Continuing to work Sherlock's back, John pries. "I wish I knew why..."

"Hmph. Shut up, John. After."

And John does just that, continuing his ministrations until Sherlock's muscles are slack and John is suspicious he might have fallen asleep. A small, light snore confirms this. John runs his hands down Sherlock's back once more before getting up.

He crawls next to Sherlock, pulling the blanket over them both. Sherlock shifts in his sleep, nestling back into the curve of John's body. John wraps his arm around Sherlock's waist to pull them closer together, before dozing off himself.
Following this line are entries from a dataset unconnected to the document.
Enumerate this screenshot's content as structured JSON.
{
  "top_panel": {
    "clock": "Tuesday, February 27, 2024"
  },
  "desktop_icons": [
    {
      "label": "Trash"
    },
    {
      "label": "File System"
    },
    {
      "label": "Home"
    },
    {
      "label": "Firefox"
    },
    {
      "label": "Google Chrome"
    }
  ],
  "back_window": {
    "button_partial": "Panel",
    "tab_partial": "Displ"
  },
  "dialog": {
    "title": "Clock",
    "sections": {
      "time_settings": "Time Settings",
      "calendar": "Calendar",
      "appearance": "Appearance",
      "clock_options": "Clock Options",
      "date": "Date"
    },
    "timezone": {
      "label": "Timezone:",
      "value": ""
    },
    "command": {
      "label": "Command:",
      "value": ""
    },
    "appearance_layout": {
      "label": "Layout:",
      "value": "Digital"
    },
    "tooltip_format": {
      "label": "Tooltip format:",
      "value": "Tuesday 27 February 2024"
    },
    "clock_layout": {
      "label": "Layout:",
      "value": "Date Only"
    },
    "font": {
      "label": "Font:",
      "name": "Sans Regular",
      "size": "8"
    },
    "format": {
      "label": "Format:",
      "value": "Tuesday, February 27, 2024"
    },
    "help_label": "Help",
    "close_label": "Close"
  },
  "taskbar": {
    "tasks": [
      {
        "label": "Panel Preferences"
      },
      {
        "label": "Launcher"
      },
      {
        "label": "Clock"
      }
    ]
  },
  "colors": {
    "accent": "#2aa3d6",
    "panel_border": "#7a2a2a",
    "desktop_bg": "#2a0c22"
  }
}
John is awaked in the darkness by Sherlock shaking his shoulder and whispering for him to wake up. John slowly opens his eyes, before closing them again determining it's all the same.

"John!" Sherlock whisper-shouts.

"What?" John groans; he looks at the clock. The numbers glow 2:13 am. John thinks that he would be content to go right back to sleep.

"You wanted to know the root of my mood earlier," Sherlock states. John guesses the only reason for the absence of condescendence is that John is half-asleep.

"Yes. I did. Tell me, would you?" John becomes more alert.

"Well, you know it was fucking Anderson. And you know that the crime scene I was at involved a woman who hoarded cats and small dogs, yes?"

"Mm-hm."

"Shortly after you left, Lestrade heard a sound coming from inside one of the walls. It was a high-pitched mewling sound, broken up by occasional more desperate noises. I suggested we get some tuna to lure the cat out. There was plenty in the pantry at the scene. Anderson went to get it, as I told him. But he came back with a bag of dog treats instead. He claimed the animal in the wall was a small dog, he thought a Yorkshire Terrier. I laughed. Then a small dirty ball of fur worked its way out of a hole. And barked for the first time in the past hour. That's when I left to come home."

John bursts into a fit of laughter. His eyes have adjusted enough to the darkness to see the scowl of Sherlock's face. This only makes him laugh harder, until Sherlock climbs atop him, pinning him to the bed. Sherlock lowers his head, teeth grazing the sensitive skin below John's ear.

"You, John, are the only person who I will not physically harm for laughing at my fallacy in that instance."